Managing director Jaap Poll told EnergyReview.net that Argentina could be the company maker Ottoman’s been looking for.
“The structure we’re looking at could contain hundreds of millions of barrels,” Poll said.
“And with over 30% interest, imagine what this could do for a company like Ottoman.”
Poll said that Ottoman’s core area in Turkey was unlikely to lead to a major find.
“Turkey’s our ‘bread-and-butter,’ with its small targets that have high chances of success,” Poll said.
“But Turkey’s never going to excite. It’ll never be our company-maker. Turkey provides us with the cashflow to drill other projects without us having to go to the shareholders.”
Poll said Ottoman’s assets in the Philippines did have company maker potential, but were proving too much of a financial liability for the junior company to wear.
“The Philippines was a good opportunity, but we didn’t like the associated costs – it would have diluted our company too much,” he said.
“This was why we decided to merge our assets with our partners’ into the one company – NorAsian.”
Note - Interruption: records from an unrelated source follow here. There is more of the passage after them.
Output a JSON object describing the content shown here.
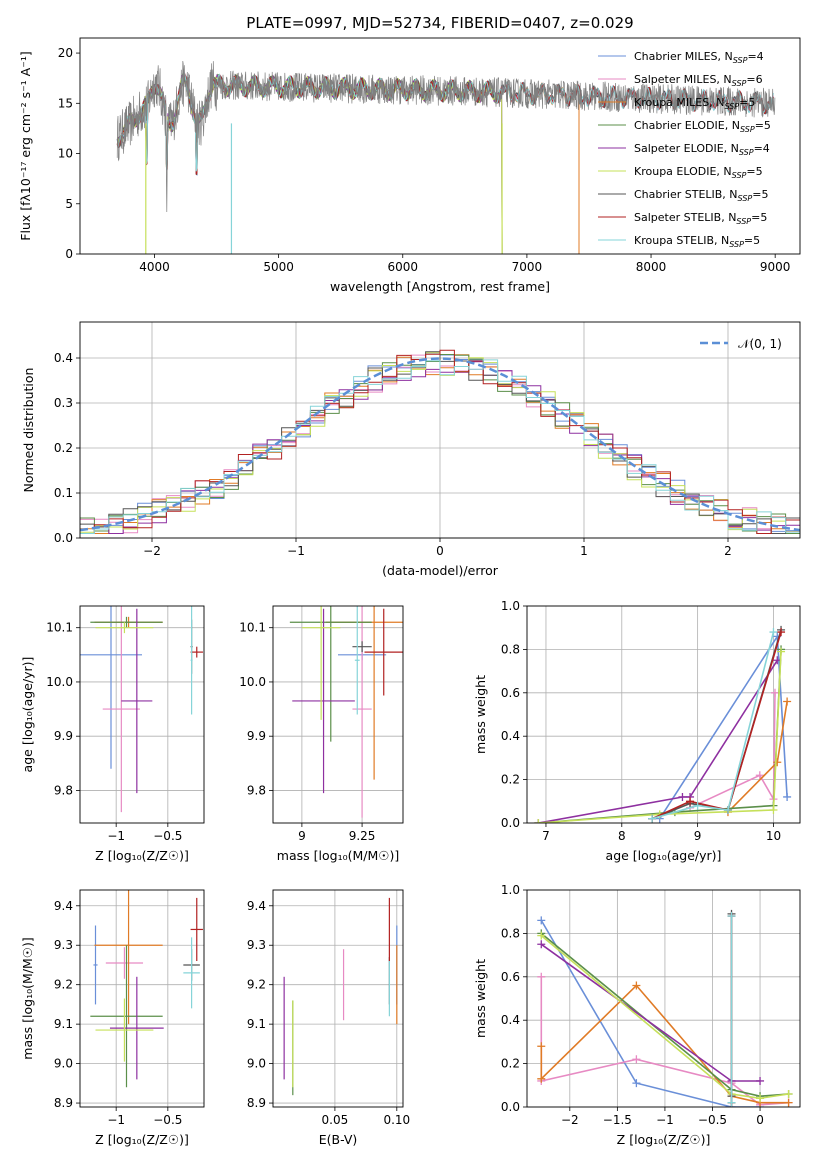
{
  "figure_title": "PLATE=0997, MJD=52734, FIBERID=0407, z=0.029",
  "colors": {
    "chabrier_miles": "#6a8fd8",
    "salpeter_miles": "#e78ac3",
    "kroupa_miles": "#e07b26",
    "chabrier_elodie": "#5b8f4a",
    "salpeter_elodie": "#8e30a0",
    "kroupa_elodie": "#c6e05a",
    "chabrier_stelib": "#555555",
    "salpeter_stelib": "#b22222",
    "kroupa_stelib": "#86d4d8",
    "normal": "#5b8fd6",
    "grid": "#b0b0b0"
  },
  "chart_data": [
    {
      "id": "spectrum",
      "type": "line",
      "title": "",
      "xlabel": "wavelength [Angstrom, rest frame]",
      "ylabel": "Flux [fλ10⁻¹⁷ erg cm⁻² s⁻¹ A⁻¹]",
      "xlim": [
        3400,
        9200
      ],
      "ylim": [
        0,
        21.5
      ],
      "xticks": [
        4000,
        5000,
        6000,
        7000,
        8000,
        9000
      ],
      "yticks": [
        0,
        5,
        10,
        15,
        20
      ],
      "legend_position": "top-right",
      "grid": false,
      "data_series": {
        "name": "",
        "x_range": [
          3700,
          9000
        ],
        "typical": 15.5,
        "noise": 1.5
      },
      "series": [
        {
          "key": "chabrier_miles",
          "name": "Chabrier MILES, N",
          "sub": "SSP",
          "suffix": "=4",
          "x_range": [
            3700,
            8990
          ]
        },
        {
          "key": "salpeter_miles",
          "name": "Salpeter MILES, N",
          "sub": "SSP",
          "suffix": "=6",
          "x_range": [
            3700,
            8990
          ]
        },
        {
          "key": "kroupa_miles",
          "name": "Kroupa MILES, N",
          "sub": "SSP",
          "suffix": "=5",
          "x_range": [
            3700,
            7420
          ]
        },
        {
          "key": "chabrier_elodie",
          "name": "Chabrier ELODIE, N",
          "sub": "SSP",
          "suffix": "=5",
          "x_range": [
            3700,
            6800
          ]
        },
        {
          "key": "salpeter_elodie",
          "name": "Salpeter ELODIE, N",
          "sub": "SSP",
          "suffix": "=4",
          "x_range": [
            3700,
            6800
          ]
        },
        {
          "key": "kroupa_elodie",
          "name": "Kroupa ELODIE, N",
          "sub": "SSP",
          "suffix": "=5",
          "x_range": [
            3700,
            6800
          ]
        },
        {
          "key": "chabrier_stelib",
          "name": "Chabrier STELIB, N",
          "sub": "SSP",
          "suffix": "=5",
          "x_range": [
            3700,
            8990
          ]
        },
        {
          "key": "salpeter_stelib",
          "name": "Salpeter STELIB, N",
          "sub": "SSP",
          "suffix": "=5",
          "x_range": [
            3700,
            8990
          ]
        },
        {
          "key": "kroupa_stelib",
          "name": "Kroupa STELIB, N",
          "sub": "SSP",
          "suffix": "=5",
          "x_range": [
            3700,
            8990
          ]
        }
      ]
    },
    {
      "id": "residuals",
      "type": "line",
      "title": "",
      "xlabel": "(data-model)/error",
      "ylabel": "Normed distribution",
      "xlim": [
        -2.5,
        2.5
      ],
      "ylim": [
        0,
        0.48
      ],
      "xticks": [
        -2,
        -1,
        0,
        1,
        2
      ],
      "yticks": [
        0.0,
        0.1,
        0.2,
        0.3,
        0.4
      ],
      "grid": true,
      "legend_position": "top-right",
      "normal_curve": {
        "name": "𝒩(0, 1)",
        "mean": 0,
        "sigma": 1
      },
      "bin_width": 0.1
    },
    {
      "id": "age_vs_Z",
      "type": "scatter",
      "xlabel": "Z [log₁₀(Z/Z☉)]",
      "ylabel": "age  [log₁₀(age/yr)]",
      "xlim": [
        -1.35,
        -0.15
      ],
      "ylim": [
        9.74,
        10.14
      ],
      "xticks": [
        -1.0,
        -0.5
      ],
      "yticks": [
        9.8,
        9.9,
        10.0,
        10.1
      ],
      "grid": true,
      "points": [
        {
          "key": "chabrier_miles",
          "x": -1.05,
          "xerr": 0.3,
          "y": 10.05,
          "yerr": 0.21
        },
        {
          "key": "salpeter_miles",
          "x": -0.95,
          "xerr": 0.18,
          "y": 9.95,
          "yerr": 0.19
        },
        {
          "key": "kroupa_miles",
          "x": -0.88,
          "xerr": 0.33,
          "y": 10.11,
          "yerr": 0.01
        },
        {
          "key": "chabrier_elodie",
          "x": -0.9,
          "xerr": 0.35,
          "y": 10.11,
          "yerr": 0.01
        },
        {
          "key": "salpeter_elodie",
          "x": -0.8,
          "xerr": 0.15,
          "y": 9.965,
          "yerr": 0.17
        },
        {
          "key": "kroupa_elodie",
          "x": -0.92,
          "xerr": 0.28,
          "y": 10.1,
          "yerr": 0.01
        },
        {
          "key": "chabrier_stelib",
          "x": -0.27,
          "xerr": 0.01,
          "y": 10.065,
          "yerr": 0.05
        },
        {
          "key": "salpeter_stelib",
          "x": -0.22,
          "xerr": 0.06,
          "y": 10.055,
          "yerr": 0.01
        },
        {
          "key": "kroupa_stelib",
          "x": -0.27,
          "xerr": 0.01,
          "y": 10.04,
          "yerr": 0.1
        }
      ]
    },
    {
      "id": "age_vs_mass",
      "type": "scatter",
      "xlabel": "mass [log₁₀(M/M☉)]",
      "ylabel": "",
      "xlim": [
        8.88,
        9.42
      ],
      "ylim": [
        9.74,
        10.14
      ],
      "xticks": [
        9.0,
        9.25
      ],
      "yticks": [
        9.8,
        9.9,
        10.0,
        10.1
      ],
      "grid": true,
      "points": [
        {
          "key": "chabrier_miles",
          "x": 9.25,
          "xerr": 0.1,
          "y": 10.05,
          "yerr": 0.01
        },
        {
          "key": "salpeter_miles",
          "x": 9.25,
          "xerr": 0.04,
          "y": 9.95,
          "yerr": 0.2
        },
        {
          "key": "kroupa_miles",
          "x": 9.3,
          "xerr": 0.2,
          "y": 10.11,
          "yerr": 0.29
        },
        {
          "key": "chabrier_elodie",
          "x": 9.12,
          "xerr": 0.17,
          "y": 10.11,
          "yerr": 0.22
        },
        {
          "key": "salpeter_elodie",
          "x": 9.09,
          "xerr": 0.13,
          "y": 9.965,
          "yerr": 0.17
        },
        {
          "key": "kroupa_elodie",
          "x": 9.08,
          "xerr": 0.08,
          "y": 10.1,
          "yerr": 0.17
        },
        {
          "key": "chabrier_stelib",
          "x": 9.25,
          "xerr": 0.04,
          "y": 10.065,
          "yerr": 0.01
        },
        {
          "key": "salpeter_stelib",
          "x": 9.34,
          "xerr": 0.08,
          "y": 10.055,
          "yerr": 0.08
        },
        {
          "key": "kroupa_stelib",
          "x": 9.23,
          "xerr": 0.01,
          "y": 10.04,
          "yerr": 0.1
        }
      ]
    },
    {
      "id": "weight_vs_age",
      "type": "line",
      "xlabel": "age  [log₁₀(age/yr)]",
      "ylabel": "mass weight",
      "xlim": [
        6.75,
        10.35
      ],
      "ylim": [
        0,
        1.0
      ],
      "xticks": [
        7,
        8,
        9,
        10
      ],
      "yticks": [
        0.0,
        0.2,
        0.4,
        0.6,
        0.8,
        1.0
      ],
      "grid": true,
      "series": [
        {
          "key": "chabrier_miles",
          "x": [
            8.5,
            10.05,
            10.18
          ],
          "y": [
            0.02,
            0.86,
            0.12
          ]
        },
        {
          "key": "salpeter_miles",
          "x": [
            8.9,
            9.82,
            10.0,
            10.02
          ],
          "y": [
            0.07,
            0.22,
            0.11,
            0.6
          ]
        },
        {
          "key": "kroupa_miles",
          "x": [
            9.4,
            10.05,
            10.18
          ],
          "y": [
            0.05,
            0.28,
            0.56
          ]
        },
        {
          "key": "chabrier_elodie",
          "x": [
            6.9,
            8.7,
            10.0,
            10.1
          ],
          "y": [
            0.0,
            0.05,
            0.08,
            0.8
          ]
        },
        {
          "key": "salpeter_elodie",
          "x": [
            6.9,
            8.8,
            8.9,
            10.05
          ],
          "y": [
            0.0,
            0.12,
            0.12,
            0.75
          ]
        },
        {
          "key": "kroupa_elodie",
          "x": [
            6.9,
            8.5,
            10.0,
            10.1
          ],
          "y": [
            0.0,
            0.04,
            0.06,
            0.79
          ]
        },
        {
          "key": "chabrier_stelib",
          "x": [
            8.4,
            8.9,
            9.4,
            10.1
          ],
          "y": [
            0.02,
            0.09,
            0.06,
            0.89
          ]
        },
        {
          "key": "salpeter_stelib",
          "x": [
            8.4,
            8.9,
            9.4,
            10.1
          ],
          "y": [
            0.02,
            0.1,
            0.06,
            0.88
          ]
        },
        {
          "key": "kroupa_stelib",
          "x": [
            8.4,
            9.0,
            9.4,
            10.0
          ],
          "y": [
            0.02,
            0.08,
            0.06,
            0.88
          ]
        }
      ]
    },
    {
      "id": "mass_vs_Z",
      "type": "scatter",
      "xlabel": "Z [log₁₀(Z/Z☉)]",
      "ylabel": "mass [log₁₀(M/M☉)]",
      "xlim": [
        -1.35,
        -0.15
      ],
      "ylim": [
        8.89,
        9.44
      ],
      "xticks": [
        -1.0,
        -0.5
      ],
      "yticks": [
        8.9,
        9.0,
        9.1,
        9.2,
        9.3,
        9.4
      ],
      "grid": true,
      "points": [
        {
          "key": "chabrier_miles",
          "x": -1.2,
          "xerr": 0.02,
          "y": 9.25,
          "yerr": 0.1
        },
        {
          "key": "salpeter_miles",
          "x": -0.92,
          "xerr": 0.18,
          "y": 9.255,
          "yerr": 0.04
        },
        {
          "key": "kroupa_miles",
          "x": -0.88,
          "xerr": 0.33,
          "y": 9.3,
          "yerr": 0.2
        },
        {
          "key": "chabrier_elodie",
          "x": -0.9,
          "xerr": 0.35,
          "y": 9.12,
          "yerr": 0.18
        },
        {
          "key": "salpeter_elodie",
          "x": -0.8,
          "xerr": 0.26,
          "y": 9.09,
          "yerr": 0.13
        },
        {
          "key": "kroupa_elodie",
          "x": -0.92,
          "xerr": 0.28,
          "y": 9.085,
          "yerr": 0.08
        },
        {
          "key": "chabrier_stelib",
          "x": -0.27,
          "xerr": 0.08,
          "y": 9.25,
          "yerr": 0.04
        },
        {
          "key": "salpeter_stelib",
          "x": -0.22,
          "xerr": 0.06,
          "y": 9.34,
          "yerr": 0.08
        },
        {
          "key": "kroupa_stelib",
          "x": -0.27,
          "xerr": 0.08,
          "y": 9.23,
          "yerr": 0.09
        }
      ]
    },
    {
      "id": "mass_vs_ebv",
      "type": "scatter",
      "xlabel": "E(B-V)",
      "ylabel": "",
      "xlim": [
        0.0,
        0.105
      ],
      "ylim": [
        8.89,
        9.44
      ],
      "xticks": [
        0.05,
        0.1
      ],
      "xtick_labels": [
        "0.05",
        "0.10"
      ],
      "yticks": [
        8.9,
        9.0,
        9.1,
        9.2,
        9.3,
        9.4
      ],
      "grid": true,
      "points": [
        {
          "key": "chabrier_miles",
          "x": 0.1,
          "xerr": 0,
          "y": 9.25,
          "yerr": 0.1
        },
        {
          "key": "salpeter_miles",
          "x": 0.057,
          "xerr": 0,
          "y": 9.2,
          "yerr": 0.09
        },
        {
          "key": "kroupa_miles",
          "x": 0.1,
          "xerr": 0,
          "y": 9.2,
          "yerr": 0.1
        },
        {
          "key": "chabrier_elodie",
          "x": 0.016,
          "xerr": 0,
          "y": 9.04,
          "yerr": 0.12
        },
        {
          "key": "salpeter_elodie",
          "x": 0.009,
          "xerr": 0,
          "y": 9.09,
          "yerr": 0.13
        },
        {
          "key": "kroupa_elodie",
          "x": 0.016,
          "xerr": 0,
          "y": 9.05,
          "yerr": 0.11
        },
        {
          "key": "chabrier_stelib",
          "x": 0.094,
          "xerr": 0,
          "y": 9.21,
          "yerr": 0.06
        },
        {
          "key": "salpeter_stelib",
          "x": 0.094,
          "xerr": 0,
          "y": 9.34,
          "yerr": 0.08
        },
        {
          "key": "kroupa_stelib",
          "x": 0.094,
          "xerr": 0,
          "y": 9.19,
          "yerr": 0.07
        }
      ]
    },
    {
      "id": "weight_vs_Z",
      "type": "line",
      "xlabel": "Z [log₁₀(Z/Z☉)]",
      "ylabel": "mass weight",
      "xlim": [
        -2.45,
        0.42
      ],
      "ylim": [
        0,
        1.0
      ],
      "xticks": [
        -2.0,
        -1.5,
        -1.0,
        -0.5,
        0.0
      ],
      "yticks": [
        0.0,
        0.2,
        0.4,
        0.6,
        0.8,
        1.0
      ],
      "grid": true,
      "series": [
        {
          "key": "chabrier_miles",
          "x": [
            -2.3,
            -1.3,
            -0.3,
            0.0
          ],
          "y": [
            0.86,
            0.11,
            0.0,
            0.0
          ]
        },
        {
          "key": "salpeter_miles",
          "x": [
            -2.3,
            -2.3,
            -1.3,
            -0.3,
            0.0,
            0.3
          ],
          "y": [
            0.6,
            0.12,
            0.22,
            0.11,
            0.01,
            0.02
          ]
        },
        {
          "key": "kroupa_miles",
          "x": [
            -2.3,
            -2.3,
            -1.3,
            -0.3,
            0.0,
            0.3
          ],
          "y": [
            0.28,
            0.13,
            0.56,
            0.05,
            0.02,
            0.02
          ]
        },
        {
          "key": "chabrier_elodie",
          "x": [
            -2.3,
            -0.3,
            0.0,
            0.3
          ],
          "y": [
            0.8,
            0.08,
            0.05,
            0.06
          ]
        },
        {
          "key": "salpeter_elodie",
          "x": [
            -2.3,
            -0.3,
            0.0
          ],
          "y": [
            0.75,
            0.12,
            0.12
          ]
        },
        {
          "key": "kroupa_elodie",
          "x": [
            -2.3,
            -0.3,
            0.0,
            0.3
          ],
          "y": [
            0.79,
            0.06,
            0.04,
            0.06
          ]
        },
        {
          "key": "chabrier_stelib",
          "x": [
            -0.3,
            -0.3,
            -0.3
          ],
          "y": [
            0.89,
            0.05,
            0.02
          ]
        },
        {
          "key": "salpeter_stelib",
          "x": [
            -0.3,
            -0.3
          ],
          "y": [
            0.88,
            0.02
          ]
        },
        {
          "key": "kroupa_stelib",
          "x": [
            -0.3,
            -0.3
          ],
          "y": [
            0.88,
            0.02
          ]
        }
      ]
    }
  ]
}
For US$1.4 million in Argentina, Ottoman will pay for drilling up to three exploration wells to a 1,250-metre depth on the crest of the identified Santa Rosa dome – a 220square kilometre structure mapped during recent seismic surveys, according to Poll.
“For a relatively modest cost and 32% of the deal, we’ve good a good chance of significant oil production,” he said.
While the western part of the Cuyana basin has been estimated to have originally contained 1.2 billion barrels of oil, the eastern part – containing the 7,694 square-kilometre Santa Rosa block – has been largely unexplored, according to Western Australian-based geoscientist Peter Kirk.
“The prospect to be drilled, the Santa Rosa dome, has potential to be a very sizable resource, which could contain several hundred million barrels of oil in an area with relatively low exploration and development costs,” Kirk said in an independent assessment.
Ottoman also has the option to acquire an additional 8.76% interest in the block, bringing its total stake to 41.42%, by paying Oromin a further US$897,381.